21 aprile 2012
CALCIO: MENTRE IL LOCARNO INSISTE

IL LUGANO SALE AL SECONDO POSTO

                     
<FotoLory>

Sulle ali dell’entusiasmo generate dal successo interno contro la capolista San Gallo lunedì scorso, il Lugano non molla la preda, s’impone abbastanza agevolmente anche alla Gurzelen e si proietta al secondo posto della graduatoria. Anche a Bienne, come già in occasione degli ultimi incontri, la squadra diretta da Moriero ha subito imposto il proprio gioco all’avversario, costringendolo, per buona parte del primo tempo, a difendersi ad oltranza. Con il tridente offensivo, Bonanni-Pimenta-Afonso, i bianconeri si sono confezionati alcune grosse opportunità, per passare in vantaggio, ma non hanno saputo concretizzarle, permettendo ai padroni di casa di chiudere a reti inviolate la prima parte della contesa.

Durante la pausa, Moriero ha catechizzato a dovere i propri giocatori e ci sono voluti pochi minuti per superare, una prima volta il portiere Walthert, grazie a Bonanni. L’insistenza degli ospiti, che poco dopo hanno sostituito Pimenta con Da Silva, ha poi portato al confortevole raddoppio, firmato Afonso, quando il cronometro aveva appena raggiunto l’ora di gioco. Sul doppio vantaggio, il Lugano non ha vissuto di rendita, anzi ha legittimato la propria ambizione al secondo posto in graduatoria, continuando a pressare un avversario in grado di ottenere il punto della bandiera pochi istanti prima dello scadere.
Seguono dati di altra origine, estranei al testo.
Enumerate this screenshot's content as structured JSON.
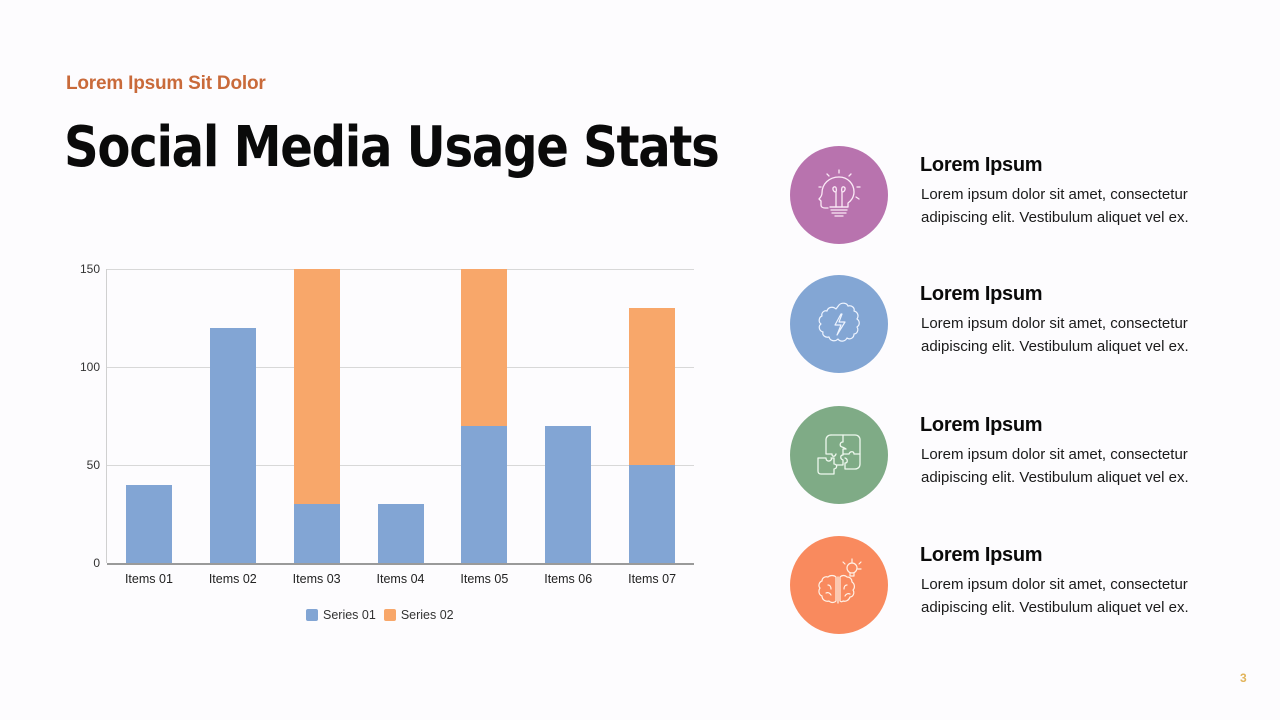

La matematica non è un’opinione e nel campionato cadetto di calcio non si può mai dare nulla per scontato. Per questa ragione, Davide Morandi ha giustamente motivato i propri giocatori a dare il massimo anche nella gara interna contro un Delémont, sempre più in balia degli eventi di fondo classifica. La ghiotta opportunità di incrementare il margine di sicurezza sulla linea salvezza, alla portata dei bianchi, si è concretizzata grazie ad una tripletta di Sadiku, in rete già dopo un quarto d’ora. I giurassi ani, però, a dispetto della loro difficile situazione, hanno venduto cara la propria pelle restando in partita almeno sino alla pausa, quando il risultato era ancora fermo sull’unica segnatura del “bomber” locarnese. Subito dopo il rientro dagli spogliatoi, il raddoppio dello stesso Sadiku ha tranquillizzato l’intero ambiente ed i soliti fedelissimi del Lido, che hanno visto la loro squadra chiudere in gloria con il terzo punto, ottenuto su rigore dal giocatore di origini albanesi, sostituito subito dopo per la merita standing-ovation. Un successo di buon auspicio in ottica salvezza, in attesa della certezza numerica.

Bienne – Lugano 1:2 (0:0)

Reti: 52’ Bonanni 0:1; 59’ Afonso 0:2; 88’ Chatton 1:2

Lugano: Russo; Witschi, Bega, Sarni, Thrier, Rey (67’ Maggetti), Grippo, Preisig, Bonanni, Afonso (87 Crocetti), Pimenta (58’ Da Silva)

Note: Gurzelen, 921 spettatori. Arbitro: San; Helbling-Bèhlmann. Ammoniti: 33’ Sarni; 35’ Witschi; 63’ Preisig; 92’ Grippo. Lugano senza Baldo, Bottani, Senger, Casanova, Colina (feriti)

Locarno – Delémont 3:0 (1:0)

Reti: 14’ Sadiku 10; 49’ Sadiku 2:0; 83’ Sadiku (rigore) 3:0

Locarno: Lucic,Caballero (69’ Monighetti), Panizzolo, Decarli, Samina, Chappuis, Maccoppi, Spini (55’ Rapp), Milosevic, Pacarizi, Sadiku (84’ Mazzola)

Note: Lido, 720 spettatori. Arbitro: Huwiler; Zeder-Reber. Ammoniti: 52’ Spini; 91’ Rapp. Locarno privo di Hassel, Martignoni, Unai (infortunati), Carrara e Polli (squal.)